On April 23, researchers at Chalmers University and the Volvo Group posted an updated preprint that drew a careful line between what AI can do in software engineering today and what's still an empty whiteboard. The line is coordination.
The paper, The Semi-Executable Stack, organizes AI's expanding role in software engineering into six concentric rings. Code sits at the center. Around it: prompts and specifications, orchestrated multi-agent workflows, safety guardrails, organizational decision routines, and outermost, regulatory fit. Rings one through four have methods. Rings five and six — the organizational and governance layers — have zero. That part is not new. What the April 23 update confirmed is something the field has been circling without naming: the unlock is not the agents. It is the coordination layer between them.
At Volvo, two systems sit on opposite sides of that gap. GoNoGo handles software release decisions by routing them across specialized AI agents — one handles the analysis, another applies safety checks, a third manages the approval workflow — and escalates anything complex to a human. For routine releases, it works without human involvement. In a live pilot, it saves roughly two hours per decision, according to Volvo-reported production data. The researchers cite it as the clearest example of ring three work — orchestrated multi-agent workflows — actually deployed.
The other case is more revealing precisely because it did not ship. SPAPI-Tester is a tool that automates testing for automotive APIs. At Volvo it ran across 193 newly developed APIs and found 23 failures — 22 confirmed implementation bugs and one documentation parsing issue. The bugs were real. The system replaced the two to three full-time engineers a team would otherwise need for that work. This is ring three and ring four territory: orchestrated execution and control systems. It works. But these APIs had not reached production — the result is in a different category than GoNoGo's measured deployment.
The coordination infrastructure is the part that does not get demoed at conferences. It is unglamorous. It is the plumbing between the agents: how decisions get routed, how safety checks attach to a workflow, how a human stays in the loop for anything that matters. That plumbing is what Volvo built, and it is what the rest of the field has not.

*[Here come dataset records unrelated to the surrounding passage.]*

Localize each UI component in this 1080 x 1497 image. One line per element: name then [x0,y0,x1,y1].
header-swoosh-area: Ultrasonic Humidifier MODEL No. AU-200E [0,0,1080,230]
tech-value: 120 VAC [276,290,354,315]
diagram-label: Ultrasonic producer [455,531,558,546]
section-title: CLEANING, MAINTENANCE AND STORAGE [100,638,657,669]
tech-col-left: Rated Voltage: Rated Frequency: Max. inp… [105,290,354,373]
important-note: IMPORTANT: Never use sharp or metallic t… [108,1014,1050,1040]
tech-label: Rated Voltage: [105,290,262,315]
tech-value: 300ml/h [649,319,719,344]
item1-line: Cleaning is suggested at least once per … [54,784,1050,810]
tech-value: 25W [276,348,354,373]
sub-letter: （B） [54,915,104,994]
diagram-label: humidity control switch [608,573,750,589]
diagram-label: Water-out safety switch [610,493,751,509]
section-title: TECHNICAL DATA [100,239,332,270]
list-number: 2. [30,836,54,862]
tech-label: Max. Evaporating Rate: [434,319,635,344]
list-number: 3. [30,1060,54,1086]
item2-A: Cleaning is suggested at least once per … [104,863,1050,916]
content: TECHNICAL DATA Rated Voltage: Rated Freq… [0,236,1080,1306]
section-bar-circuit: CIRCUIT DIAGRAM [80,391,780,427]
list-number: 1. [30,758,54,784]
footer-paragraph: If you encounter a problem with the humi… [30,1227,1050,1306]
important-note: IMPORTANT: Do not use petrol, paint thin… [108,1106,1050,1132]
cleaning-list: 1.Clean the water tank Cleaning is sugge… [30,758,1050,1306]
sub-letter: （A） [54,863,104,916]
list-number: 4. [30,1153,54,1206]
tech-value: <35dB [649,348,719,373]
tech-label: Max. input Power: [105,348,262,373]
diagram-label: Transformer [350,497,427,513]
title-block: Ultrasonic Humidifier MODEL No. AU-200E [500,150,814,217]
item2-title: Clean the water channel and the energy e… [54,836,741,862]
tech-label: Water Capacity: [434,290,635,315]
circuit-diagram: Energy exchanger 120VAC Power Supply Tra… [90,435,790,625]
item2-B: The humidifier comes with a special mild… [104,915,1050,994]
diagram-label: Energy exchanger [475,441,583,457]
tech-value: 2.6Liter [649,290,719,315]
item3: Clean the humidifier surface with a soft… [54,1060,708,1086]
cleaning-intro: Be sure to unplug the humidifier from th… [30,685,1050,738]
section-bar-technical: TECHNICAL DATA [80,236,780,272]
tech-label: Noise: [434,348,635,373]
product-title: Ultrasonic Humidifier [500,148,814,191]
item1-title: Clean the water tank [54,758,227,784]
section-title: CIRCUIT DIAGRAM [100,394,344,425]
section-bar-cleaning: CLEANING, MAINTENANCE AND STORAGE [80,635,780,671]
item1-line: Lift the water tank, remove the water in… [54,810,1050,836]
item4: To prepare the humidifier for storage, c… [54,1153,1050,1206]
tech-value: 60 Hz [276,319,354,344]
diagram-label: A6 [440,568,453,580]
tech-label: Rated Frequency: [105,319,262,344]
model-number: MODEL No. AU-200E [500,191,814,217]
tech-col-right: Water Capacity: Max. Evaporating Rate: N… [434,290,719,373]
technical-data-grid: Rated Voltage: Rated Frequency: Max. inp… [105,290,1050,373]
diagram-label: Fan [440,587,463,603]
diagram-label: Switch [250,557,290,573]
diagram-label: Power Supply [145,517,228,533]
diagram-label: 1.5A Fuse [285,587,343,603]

The "empty whiteboard" the researchers describe for rings five and six — organizational decision routines and institutional fit — is not an abstract gap. It is the gap between what regulators can now demand under the EU AI Act and what engineering exists to answer. A regulator can ask whether your agentic system will stay coherent under real governance requirements. There is no method to demonstrate that. The EU AI Act arrived before the engineering to comply with it did.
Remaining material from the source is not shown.